Die Orte, an denen das beschriebene Ereignis stattfindet oder stattfand, sind:
Konstanz, Türkei, Iran, Deutschland.
Worum geht es in einem Satz?
Migrationsexperten warnen vor möglichen Fluchtbewegungen aus dem Iran nach Europa, betonen jedoch, dass die Hürden für Migranten gestiegen sind und die Türkei als Puffer agiert, während die tatsächliche Zahl der Flüchtenden stark von der internen Stabilität im Iran abhängt.
Was war der Auslöser für den Vorfall?
- Militärische Eskalation im Iran
- Grenzbefestigungen der Türkei zum Iran und zu Syrien
- Konsequente Maßnahmen der Türkei gegen irreguläre Migration
- Interne Stabilität des Irans
- Potenzielle Aufstände von Oppositionsbewegungen oder ethnischen Gruppen
- Traditionell starke Verbindungen zwischen Deutschland und dem Iran
Wie hat die Öffentlichkeit oder Politik reagiert?

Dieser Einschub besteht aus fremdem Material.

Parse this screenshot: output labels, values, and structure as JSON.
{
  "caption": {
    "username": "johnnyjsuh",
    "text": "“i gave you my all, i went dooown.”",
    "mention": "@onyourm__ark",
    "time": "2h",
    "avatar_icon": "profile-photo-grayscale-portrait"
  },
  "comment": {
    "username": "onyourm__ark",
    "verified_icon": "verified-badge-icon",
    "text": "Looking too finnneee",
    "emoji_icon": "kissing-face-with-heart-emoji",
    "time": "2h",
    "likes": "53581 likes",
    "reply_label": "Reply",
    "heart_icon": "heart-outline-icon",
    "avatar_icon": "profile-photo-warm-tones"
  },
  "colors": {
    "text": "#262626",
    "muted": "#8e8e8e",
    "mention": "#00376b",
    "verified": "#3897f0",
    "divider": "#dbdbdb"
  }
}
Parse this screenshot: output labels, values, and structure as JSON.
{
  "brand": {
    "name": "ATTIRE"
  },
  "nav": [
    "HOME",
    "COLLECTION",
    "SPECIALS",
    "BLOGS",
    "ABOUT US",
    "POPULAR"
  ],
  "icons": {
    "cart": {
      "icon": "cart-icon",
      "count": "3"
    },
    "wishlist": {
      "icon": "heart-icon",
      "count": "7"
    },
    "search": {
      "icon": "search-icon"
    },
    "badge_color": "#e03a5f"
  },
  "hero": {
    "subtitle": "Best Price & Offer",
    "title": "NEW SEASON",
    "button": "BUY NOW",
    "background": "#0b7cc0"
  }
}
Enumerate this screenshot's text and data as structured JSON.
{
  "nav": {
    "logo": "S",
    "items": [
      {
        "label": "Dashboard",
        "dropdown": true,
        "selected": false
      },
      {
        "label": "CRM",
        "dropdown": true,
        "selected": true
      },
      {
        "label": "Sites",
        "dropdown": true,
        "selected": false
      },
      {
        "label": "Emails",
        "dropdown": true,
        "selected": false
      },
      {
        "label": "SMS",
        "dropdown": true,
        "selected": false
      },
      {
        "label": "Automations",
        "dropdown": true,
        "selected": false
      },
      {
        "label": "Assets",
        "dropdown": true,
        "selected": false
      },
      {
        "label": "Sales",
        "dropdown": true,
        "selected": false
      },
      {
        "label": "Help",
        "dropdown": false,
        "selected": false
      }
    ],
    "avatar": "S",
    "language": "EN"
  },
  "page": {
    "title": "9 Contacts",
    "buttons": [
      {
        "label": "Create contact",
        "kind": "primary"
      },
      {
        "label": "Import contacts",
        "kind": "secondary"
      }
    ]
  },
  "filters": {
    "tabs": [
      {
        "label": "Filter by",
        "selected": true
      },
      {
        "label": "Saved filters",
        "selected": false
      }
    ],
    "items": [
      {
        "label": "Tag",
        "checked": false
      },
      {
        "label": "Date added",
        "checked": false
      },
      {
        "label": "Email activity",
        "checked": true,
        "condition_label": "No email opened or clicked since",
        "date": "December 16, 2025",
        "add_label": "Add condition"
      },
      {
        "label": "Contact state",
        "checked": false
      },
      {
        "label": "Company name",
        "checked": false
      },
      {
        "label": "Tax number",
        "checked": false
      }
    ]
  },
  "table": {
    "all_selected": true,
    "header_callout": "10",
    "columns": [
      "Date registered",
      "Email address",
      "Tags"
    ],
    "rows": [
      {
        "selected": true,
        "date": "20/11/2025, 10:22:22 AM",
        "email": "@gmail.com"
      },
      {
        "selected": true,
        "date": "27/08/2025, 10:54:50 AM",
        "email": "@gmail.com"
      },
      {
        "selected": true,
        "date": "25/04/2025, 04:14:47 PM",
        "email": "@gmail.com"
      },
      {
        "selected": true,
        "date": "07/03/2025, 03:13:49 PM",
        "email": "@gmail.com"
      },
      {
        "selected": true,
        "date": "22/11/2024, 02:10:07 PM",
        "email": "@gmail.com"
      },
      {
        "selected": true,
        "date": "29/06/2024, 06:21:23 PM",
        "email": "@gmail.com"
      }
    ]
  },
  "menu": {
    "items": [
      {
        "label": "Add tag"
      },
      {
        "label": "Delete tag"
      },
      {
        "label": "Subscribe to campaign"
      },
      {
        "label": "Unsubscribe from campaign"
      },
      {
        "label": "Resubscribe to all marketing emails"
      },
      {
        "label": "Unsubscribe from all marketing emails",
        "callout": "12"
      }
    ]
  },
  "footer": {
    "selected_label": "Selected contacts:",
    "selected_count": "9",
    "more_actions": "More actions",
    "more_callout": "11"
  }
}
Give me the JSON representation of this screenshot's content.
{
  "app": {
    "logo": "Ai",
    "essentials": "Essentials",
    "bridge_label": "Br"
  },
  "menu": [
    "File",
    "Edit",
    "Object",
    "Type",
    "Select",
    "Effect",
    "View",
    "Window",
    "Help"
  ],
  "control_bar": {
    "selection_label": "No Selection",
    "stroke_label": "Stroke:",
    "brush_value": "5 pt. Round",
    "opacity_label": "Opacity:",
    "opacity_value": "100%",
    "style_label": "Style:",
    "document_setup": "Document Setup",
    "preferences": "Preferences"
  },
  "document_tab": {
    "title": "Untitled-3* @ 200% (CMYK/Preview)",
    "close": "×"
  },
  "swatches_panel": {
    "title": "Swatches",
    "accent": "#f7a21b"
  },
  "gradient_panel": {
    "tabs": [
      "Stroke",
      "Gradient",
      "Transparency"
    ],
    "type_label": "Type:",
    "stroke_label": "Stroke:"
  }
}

- Migrationsexperten warnen vor neuen Fluchtbewegungen Richtung Europa
- Hürden für Migranten sind höher als in vergangenen Jahren
- Türkei hat Grenzbefestigungen ausgebaut und geht gegen irreguläre Migration vor
- Türkei fungiert als Puffer gegen Migrationsbewegungen nach Europa
- Zukünftige Fluchtbewegungen hängen von der internen Stabilität des Iran ab
- Winfried Kluth rät Bundesregierung zur Vorsorge
- Deutschland und EU besser gerüstet durch neue Asylreform und Bestandsaufnahme der Flüchtlingsunterkünfte
Welche Konsequenzen werden genannt?
- Warnung vor neuen Fluchtbewegungen Richtung Europa
- Höhere Hürden für Migranten als in vergangenen Jahren
- Türkei als zentrale Rolle und Puffer gegen irreguläre Migration
- Abhängigkeit der Fluchtbewegungen von der internen Stabilität im Iran
- Möglichkeit von begrenzten Fluchtbewegungen ohne Massenflucht
- Deutschland als Hauptzielland innerhalb Europas bei Fluchtbewegungen
- Empfehlung zur Vorsorge seitens der Bundesregierung
- Notwendigkeit von Vorbereitungen aufgrund starker Verbindungen zwischen Deutschland und Iran
- Bessere Vorbereitung Deutschlands und der EU im Vergleich zur Vergangenheit
- Geordnete Reaktionen auf mögliche steigende Flüchtlingszahlen durch neue EU-Asylreform
Gibt es bereits eine Stellungnahme?
Ja, im Artikel wird eine Stellungnahme zitiert. Der Konstanzer Migrationsforscher Daniel Thym äußert sich zur Rolle der Türkei bei der Migrationssituation und hebt hervor, dass sie als Puffer gegen irreguläre Migration fungiert.